Wednesday, October 18, 2017

I remember the first anxiety attack I had. I was eleven and starting junior high in a new school with kids other kids that had been fifth graders the year before from four other elementary schools. I walked into a classroom filled with people I had never seen before and I looked around and no one else was scared. My heart started to race. So much so, that I could feel my blood coursing through the veins in my hands and head. I took a deep breath and when I tried to exhale, the tears poured uncontrollably from my eyes. It was the hardest I think I had ever cried in my eleven years. My teacher walked me to the school social worker and for two months I saw her every morning because every morning I told myself I would go into class with the other kids and sit down and I would be okay. And every morning, I walked through those doors and felt like a stranger in my own body.

I don't know what changed, but eventually I was able to go to class without feeling so scared. I didn't know that those things I had felt were a real issue. I just assumed there was something wrong with me and for my whole life I battled these attacks from time to time. They kept me from attending social gatherings in my teen years. They kept me from wedding showers and baby showers and when I became pregnant with my first child, they were so uncontrollable they began to affect my work. My obstetrician limited my work availability to fewer hours. That helped.

When my kids were born and had their heart problems, I experienced them again, with full force, every time we had to see a doctor. They usually occurred the night before the visit, when I was alone in bed with my thoughts.

I had a severe panic attack the day I got married, walking down the aisle. That should have been a clue.

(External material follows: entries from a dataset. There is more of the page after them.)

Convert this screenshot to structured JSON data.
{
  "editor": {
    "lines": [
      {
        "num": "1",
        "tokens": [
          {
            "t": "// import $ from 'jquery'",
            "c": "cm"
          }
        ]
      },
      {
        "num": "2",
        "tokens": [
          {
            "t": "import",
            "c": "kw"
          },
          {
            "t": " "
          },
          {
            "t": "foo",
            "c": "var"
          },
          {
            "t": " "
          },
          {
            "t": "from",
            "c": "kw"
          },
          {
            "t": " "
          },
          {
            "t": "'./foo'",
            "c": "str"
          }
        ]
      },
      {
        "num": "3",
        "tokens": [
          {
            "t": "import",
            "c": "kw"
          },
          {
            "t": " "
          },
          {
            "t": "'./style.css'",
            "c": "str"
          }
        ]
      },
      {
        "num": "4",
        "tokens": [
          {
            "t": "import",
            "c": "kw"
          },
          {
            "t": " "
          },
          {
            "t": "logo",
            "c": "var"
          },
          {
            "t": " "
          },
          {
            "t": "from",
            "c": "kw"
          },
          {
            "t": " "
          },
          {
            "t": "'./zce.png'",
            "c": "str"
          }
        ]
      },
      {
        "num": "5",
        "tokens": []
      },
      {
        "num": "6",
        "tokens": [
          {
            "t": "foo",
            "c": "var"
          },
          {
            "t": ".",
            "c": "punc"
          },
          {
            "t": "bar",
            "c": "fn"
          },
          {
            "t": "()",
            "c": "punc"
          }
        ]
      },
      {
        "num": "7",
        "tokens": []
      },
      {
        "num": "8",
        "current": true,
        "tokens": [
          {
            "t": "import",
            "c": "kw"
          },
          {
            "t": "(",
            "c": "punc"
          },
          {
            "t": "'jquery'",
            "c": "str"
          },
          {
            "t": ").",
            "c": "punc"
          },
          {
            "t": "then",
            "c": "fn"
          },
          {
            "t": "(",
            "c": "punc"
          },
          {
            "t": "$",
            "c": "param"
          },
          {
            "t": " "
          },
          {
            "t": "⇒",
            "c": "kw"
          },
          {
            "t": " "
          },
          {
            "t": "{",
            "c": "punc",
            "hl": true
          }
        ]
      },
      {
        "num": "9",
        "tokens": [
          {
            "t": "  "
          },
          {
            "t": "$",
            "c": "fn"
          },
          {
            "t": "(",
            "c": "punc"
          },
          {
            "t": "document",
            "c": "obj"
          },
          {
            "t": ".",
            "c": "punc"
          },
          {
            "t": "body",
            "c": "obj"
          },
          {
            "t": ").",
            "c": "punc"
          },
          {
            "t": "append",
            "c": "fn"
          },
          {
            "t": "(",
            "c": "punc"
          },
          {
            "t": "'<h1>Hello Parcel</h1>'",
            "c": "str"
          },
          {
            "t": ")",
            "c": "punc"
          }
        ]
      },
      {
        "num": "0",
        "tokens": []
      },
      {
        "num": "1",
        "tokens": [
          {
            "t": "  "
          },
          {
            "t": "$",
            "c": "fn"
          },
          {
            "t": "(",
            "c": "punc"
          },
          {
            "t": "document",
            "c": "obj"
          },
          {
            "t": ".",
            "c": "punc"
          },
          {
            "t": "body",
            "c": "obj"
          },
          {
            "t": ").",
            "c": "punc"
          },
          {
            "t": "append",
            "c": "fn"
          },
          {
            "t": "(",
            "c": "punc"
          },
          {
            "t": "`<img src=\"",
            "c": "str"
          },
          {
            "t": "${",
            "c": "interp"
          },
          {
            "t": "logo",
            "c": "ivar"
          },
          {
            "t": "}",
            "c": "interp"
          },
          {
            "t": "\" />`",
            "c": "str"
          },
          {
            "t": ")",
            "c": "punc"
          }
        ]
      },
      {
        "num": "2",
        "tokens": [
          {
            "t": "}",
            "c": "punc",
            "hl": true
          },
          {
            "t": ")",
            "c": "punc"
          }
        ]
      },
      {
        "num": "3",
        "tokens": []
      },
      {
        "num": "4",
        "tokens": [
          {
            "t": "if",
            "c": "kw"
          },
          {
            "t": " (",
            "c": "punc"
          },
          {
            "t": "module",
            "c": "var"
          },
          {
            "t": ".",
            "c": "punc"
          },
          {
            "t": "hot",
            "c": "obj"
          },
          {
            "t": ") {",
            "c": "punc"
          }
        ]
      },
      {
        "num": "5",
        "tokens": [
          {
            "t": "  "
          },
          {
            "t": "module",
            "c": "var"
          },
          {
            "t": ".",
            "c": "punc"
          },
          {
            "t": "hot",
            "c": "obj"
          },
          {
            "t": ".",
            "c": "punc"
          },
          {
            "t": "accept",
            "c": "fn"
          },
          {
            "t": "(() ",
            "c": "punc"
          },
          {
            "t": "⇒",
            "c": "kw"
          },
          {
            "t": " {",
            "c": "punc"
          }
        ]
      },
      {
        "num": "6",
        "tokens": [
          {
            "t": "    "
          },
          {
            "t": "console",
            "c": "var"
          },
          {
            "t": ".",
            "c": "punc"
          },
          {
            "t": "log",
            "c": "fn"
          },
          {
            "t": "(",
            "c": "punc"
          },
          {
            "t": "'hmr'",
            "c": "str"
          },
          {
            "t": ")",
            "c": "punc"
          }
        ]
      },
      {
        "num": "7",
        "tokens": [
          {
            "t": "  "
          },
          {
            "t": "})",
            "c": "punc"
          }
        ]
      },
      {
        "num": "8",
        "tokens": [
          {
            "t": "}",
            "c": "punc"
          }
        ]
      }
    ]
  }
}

I started having them more frequently, when my dad died. Over the years I tried several medications for them, but none of them ever really seemed to help. My husband, when I was married, told me I didn't need them. That the attacks were in my head and that I just needed to "stop" them myself. I never claimed he was the world's smartest man.

The last few months have been a living Hell for me with not only panic attacks, but also with depression. I finally found a place to get help and get healthy with these things. As I type tonight, I am mourning the loss of when this illness has cost me over my life. Over the nearly twenty years I've been having them. And the fifteen or so I've dealt with the depression. I've lost fun with friends because the comfort and safety of my bed was more appealing. Or because I couldn't find the strength to get myself out of bed. I've lost the ability to communicate openly and freely even with those who I love and trust because of my fear of displeasing and being rejected. I think, looking back, had I been open and honest immediately instead of waiting until it bubbled over, those people I held back from would have accepted and appreciated my honesty and open heartedness and we would have worked through whatever the issue was together.

The last couple of days have been the hardest I think I have ever had. The months of self doubt and internal pain hit their peak and came bursting to the surface. It was when TSMA said, "You need to get your shit together, KK. I can't be your savior" that I removed myself from the situation and saw it from a point of view I never had. I was drowning. I know that I am now on the path to understanding. I am excited to learn and to change different patterns of behaviors and I am happy I found a way to do it healthily.

I started today off a little rough, but I was optimistic because I felt like I had the man who was my biggest supporter, who sees me for me and gets me, who knows my strength and I thought understood my weaknesses, by my side. Here to watch me as I figured this all out. To give me a boost when I needed it. I could see myself growing, learning and doing that with him. In the ways I think I've fallen short at times. But now I'm not so sure he wants to grow with me. And it's tearing me apart. This is the only man I have ever felt truly connected to. All through my marriage I felt I was with someone that never saw me. Never saw what was beautiful about who I am. Never saw that I had strength behind my pain and kindness overpowering to any angry word I spoke and good to any negative thought I had and felt. Never saw the way I wanted to experience life and love and happiness and joy. I married a man that put all the things about me into a tiny bubble and let them build for years and years until I wasn't just drowning anymore, I was dead on the ocean floor.

Finding my way to the surface over the years following our divorce was rough. When I met TSMA, I in no way intended he'd be the one to breathe life back into me. I thought, over the last few days, how lucky I am to have someone that not only gave me that breath, but continues to give me the tools I need to breathe on my own and to be HAPPY I was doing it alone.

A favorite lyric from a favorite band came to me just now...

"So I'll meet you at the bottom
If there really is one, they always told me
When you hit it you'll know it
But I've been falling so long
It's like gravity's gone and I'm just floating"

I hit bottom. While I broke out of the bubble my marriage created for me, I never learned how to really live outside it. That's what I'm doing now. My heart is just breaking because I really believed the man that made me see I needed to live would be here to live with me. I guess I still don't know that he won't. But I'm hurt and I'm scared and this is all new to me.